How many can you take 'for the team' ?

Sure, we all take one or two from time to time.  But some of us have a problem balancing self-care and time out with the endless lists and demands.  If you're part of a 'movement' of any kinds - arts advocacy, anti-poverty, environmentalism, you know how easy it is to do too much.

Tuesday, February 14, 2012

A Meditation for Valentine's Day

"To love is, first of all, to accept ourselves as we are"  Thich Nhat Hanh

Regardless of whether your age or marital status or even if you think Valentine's day is a big pile of hooey, here is a beautiful meditation you can do to practice metta (loving kindness) every day.

Sit still, calm your body and your breathing and recite the meditation to yourself.  Sitting still, you're not too preoccupied with other matters, so you can look deeply at yourself as you are, cultivate your love for yourself, and determine the best ways to express this love in the world.

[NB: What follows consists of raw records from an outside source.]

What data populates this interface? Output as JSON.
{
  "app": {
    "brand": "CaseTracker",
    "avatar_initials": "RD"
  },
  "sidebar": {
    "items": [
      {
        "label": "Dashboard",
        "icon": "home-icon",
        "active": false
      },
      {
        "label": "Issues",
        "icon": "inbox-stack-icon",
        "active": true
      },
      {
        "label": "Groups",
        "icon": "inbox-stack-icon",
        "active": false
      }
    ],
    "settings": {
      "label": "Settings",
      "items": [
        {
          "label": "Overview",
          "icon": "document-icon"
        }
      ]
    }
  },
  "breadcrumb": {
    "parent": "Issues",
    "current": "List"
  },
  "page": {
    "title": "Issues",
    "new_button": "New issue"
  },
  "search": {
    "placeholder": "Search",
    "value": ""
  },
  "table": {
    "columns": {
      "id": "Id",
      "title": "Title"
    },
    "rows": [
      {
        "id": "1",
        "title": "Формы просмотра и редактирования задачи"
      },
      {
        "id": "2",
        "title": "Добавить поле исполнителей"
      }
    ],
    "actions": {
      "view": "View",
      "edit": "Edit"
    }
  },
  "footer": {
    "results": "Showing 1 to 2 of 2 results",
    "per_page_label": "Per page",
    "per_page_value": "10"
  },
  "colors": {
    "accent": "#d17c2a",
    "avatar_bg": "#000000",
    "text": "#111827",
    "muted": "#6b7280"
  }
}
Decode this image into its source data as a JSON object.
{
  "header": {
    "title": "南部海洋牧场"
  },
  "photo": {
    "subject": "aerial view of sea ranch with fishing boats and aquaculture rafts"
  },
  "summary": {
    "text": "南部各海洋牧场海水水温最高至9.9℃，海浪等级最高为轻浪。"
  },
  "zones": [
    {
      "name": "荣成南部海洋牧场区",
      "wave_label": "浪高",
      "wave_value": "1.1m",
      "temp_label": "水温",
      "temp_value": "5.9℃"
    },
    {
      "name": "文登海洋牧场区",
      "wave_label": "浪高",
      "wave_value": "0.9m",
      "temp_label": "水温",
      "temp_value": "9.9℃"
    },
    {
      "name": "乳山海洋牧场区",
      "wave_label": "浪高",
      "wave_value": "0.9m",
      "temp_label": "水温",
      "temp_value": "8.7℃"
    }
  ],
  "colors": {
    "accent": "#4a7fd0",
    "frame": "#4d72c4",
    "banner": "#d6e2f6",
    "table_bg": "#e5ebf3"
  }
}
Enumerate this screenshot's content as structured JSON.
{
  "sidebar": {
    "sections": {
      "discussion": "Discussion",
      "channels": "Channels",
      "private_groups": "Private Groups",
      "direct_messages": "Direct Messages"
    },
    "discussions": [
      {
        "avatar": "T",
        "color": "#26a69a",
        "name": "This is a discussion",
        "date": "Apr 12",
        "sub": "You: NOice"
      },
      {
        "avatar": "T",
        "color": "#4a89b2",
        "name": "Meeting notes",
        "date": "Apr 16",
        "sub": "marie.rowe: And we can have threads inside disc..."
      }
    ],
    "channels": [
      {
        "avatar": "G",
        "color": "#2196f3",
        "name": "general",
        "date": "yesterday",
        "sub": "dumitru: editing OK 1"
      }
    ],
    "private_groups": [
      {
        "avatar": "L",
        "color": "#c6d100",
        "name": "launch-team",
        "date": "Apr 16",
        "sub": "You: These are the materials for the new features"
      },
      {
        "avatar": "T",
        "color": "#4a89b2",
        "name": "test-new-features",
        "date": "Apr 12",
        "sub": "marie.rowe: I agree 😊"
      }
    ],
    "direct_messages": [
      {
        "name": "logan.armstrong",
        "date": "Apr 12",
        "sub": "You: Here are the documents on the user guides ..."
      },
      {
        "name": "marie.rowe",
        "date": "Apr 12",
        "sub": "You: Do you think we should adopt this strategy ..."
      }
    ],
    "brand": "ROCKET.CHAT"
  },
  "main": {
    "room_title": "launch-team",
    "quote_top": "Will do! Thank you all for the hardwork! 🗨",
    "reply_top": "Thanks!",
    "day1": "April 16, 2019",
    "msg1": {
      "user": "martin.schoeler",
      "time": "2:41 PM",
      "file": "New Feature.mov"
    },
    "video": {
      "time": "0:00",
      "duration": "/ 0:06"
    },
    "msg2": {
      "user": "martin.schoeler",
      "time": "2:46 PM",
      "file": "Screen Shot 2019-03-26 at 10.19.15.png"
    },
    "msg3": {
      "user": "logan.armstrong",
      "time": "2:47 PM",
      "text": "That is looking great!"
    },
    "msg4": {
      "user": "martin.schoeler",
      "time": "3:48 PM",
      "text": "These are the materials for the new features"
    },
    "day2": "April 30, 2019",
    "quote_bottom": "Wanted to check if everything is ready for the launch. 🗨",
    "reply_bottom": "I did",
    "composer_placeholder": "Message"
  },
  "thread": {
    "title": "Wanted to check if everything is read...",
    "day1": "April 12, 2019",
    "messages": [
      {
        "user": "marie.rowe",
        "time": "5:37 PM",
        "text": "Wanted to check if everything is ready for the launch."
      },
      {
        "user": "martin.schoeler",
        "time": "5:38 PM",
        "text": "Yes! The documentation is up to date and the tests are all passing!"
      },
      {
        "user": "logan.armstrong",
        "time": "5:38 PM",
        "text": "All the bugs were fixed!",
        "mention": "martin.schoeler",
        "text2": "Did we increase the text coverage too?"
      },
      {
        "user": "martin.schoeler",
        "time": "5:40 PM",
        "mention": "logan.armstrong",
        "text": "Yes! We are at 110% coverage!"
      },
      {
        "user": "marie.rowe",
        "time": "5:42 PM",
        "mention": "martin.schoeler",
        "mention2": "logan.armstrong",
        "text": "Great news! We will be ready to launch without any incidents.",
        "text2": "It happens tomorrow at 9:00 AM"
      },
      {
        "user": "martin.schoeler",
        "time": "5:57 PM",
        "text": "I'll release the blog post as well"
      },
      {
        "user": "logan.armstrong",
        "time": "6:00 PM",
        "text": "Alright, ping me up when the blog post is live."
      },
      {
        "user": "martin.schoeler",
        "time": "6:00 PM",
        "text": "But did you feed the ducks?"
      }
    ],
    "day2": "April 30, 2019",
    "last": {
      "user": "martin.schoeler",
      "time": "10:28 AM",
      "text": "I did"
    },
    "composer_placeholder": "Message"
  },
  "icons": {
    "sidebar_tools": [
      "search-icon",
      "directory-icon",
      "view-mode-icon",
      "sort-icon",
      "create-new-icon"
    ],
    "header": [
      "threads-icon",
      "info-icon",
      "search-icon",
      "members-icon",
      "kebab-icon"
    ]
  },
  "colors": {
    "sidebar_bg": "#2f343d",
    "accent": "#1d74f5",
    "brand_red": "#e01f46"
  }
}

May I be peaceful, happy and light in body and spirit.


May I be safe and free from injury.


May I be free from anger, afflictions, fear and anxiety.


When you have done this, meditating on yourself, you can repeat it, take out the "I" and substitute someone else - your partner, your family members, your colleagues or anyone.  Spread the love, no purchase required.

Sunday, February 05, 2012

What to do when you find out your farmer is retiring

Sheesh.  We just got rolling with Stu and Nancy and their awesome farming and food delivery service.  But it seems Stu's back isn't well so they're retiring from the delivery aspect of the business later this spring.  Talk about a panic when I found that out - I've just got in the habit of re-thinking my purchases around what they can provide.

Luckily, at the wonderful Youth Entrepreneurship Showcase this weekend (hosted by Falls Brook Centre) we met the Livingstones, who have a farm in Pembroke and are doing a weekly food box from June until November.  You should consider getting food there too - here is their website.

It is encouraging to see a sustainable family farm like this setting up around here.  We need more wholesome food grown by people who care about health and the land.  Stu has certainly spent his lifetime in Carleton County trying to encourage this sort of thinking.  Stop by the Speerville Mill website sometime and read the story of how they got started.  Kinda reminds me of a plucky little arts festival I know (not to mention the story of the founding of the Carleton County Historical Society).  Thanks goodness for good people and good food.  I don't want to imagine a world without them.

It's not what they say, it's how they say it.

We saw our third play of 2012 last night, a UNB production of Michel Tremblay's "Bonjour, la, Bonjour."  I've seen three of Tremblay's plays now and I really like them.  He writes primarily about working-class francophones, which aren't too far from the working-class anglophones that constitutes 95% of my extended family.  What could contain more 'drama' than family, youth, identity, and intimacy?


A few years back at Mount A., I saw "Messe solennelle pour une pleine lune d'ete," (Solemn Mass for a Full  Moon Summer) and now that I look back on it, the characters perched on Montreal balconies in the heat of summer probably inspired my fascination with that city.


The Mount A. production was in French, and after seeing two subsequent Tremblay plays in English (the other was a TNB Production "For the Pleasure of Seeing Her Again"), I will try to see more Tremblay productions in the language they were composed in. Although my French is far from perfect, you can surmise a lot from watching good actors even if you don't get every word. 


And words are important in these plays - Tremblay is known for introducing vernacular Quebecois French joual to the stage - it's analogous to the outback type of "Dooryard" words and phrases we have here in Western NB.  And the characters are defined as much by the way the speak and not just what they say.  As someone who has taken her 'county' slang to wine and cheese receptions and scholarship interviews, I can tell you that how you say 'er really does have some import (wink, wink).


I guess it just goes to show that "English" or "French" are very nebulous ideas in some ways - whose English (London, Caribbean, Carleton County, Mumbai) do we really speak?  I will never forget the story my Acadienne friend told me about her trip to France.  She showed up speaking French, mais oui, only to have French noses turn up at her unrefined accent.  I think she was back on the plane to 'the New World" within days, but I digress.


So, speaking of English and French, next week we're off to - where else? - Mount A! to see Alex Fancy's Tintamarre team present "Camp."  Students help Fancy write these bilingual productions, so it will be interesting to see what they've come up with.  We're also going to see a wonderful friend present a vocal recital in the hall where we studied (and enjoyed) so many excellent performers during our wonderful student days.  Felicitations, bravo and congratulations Jessica!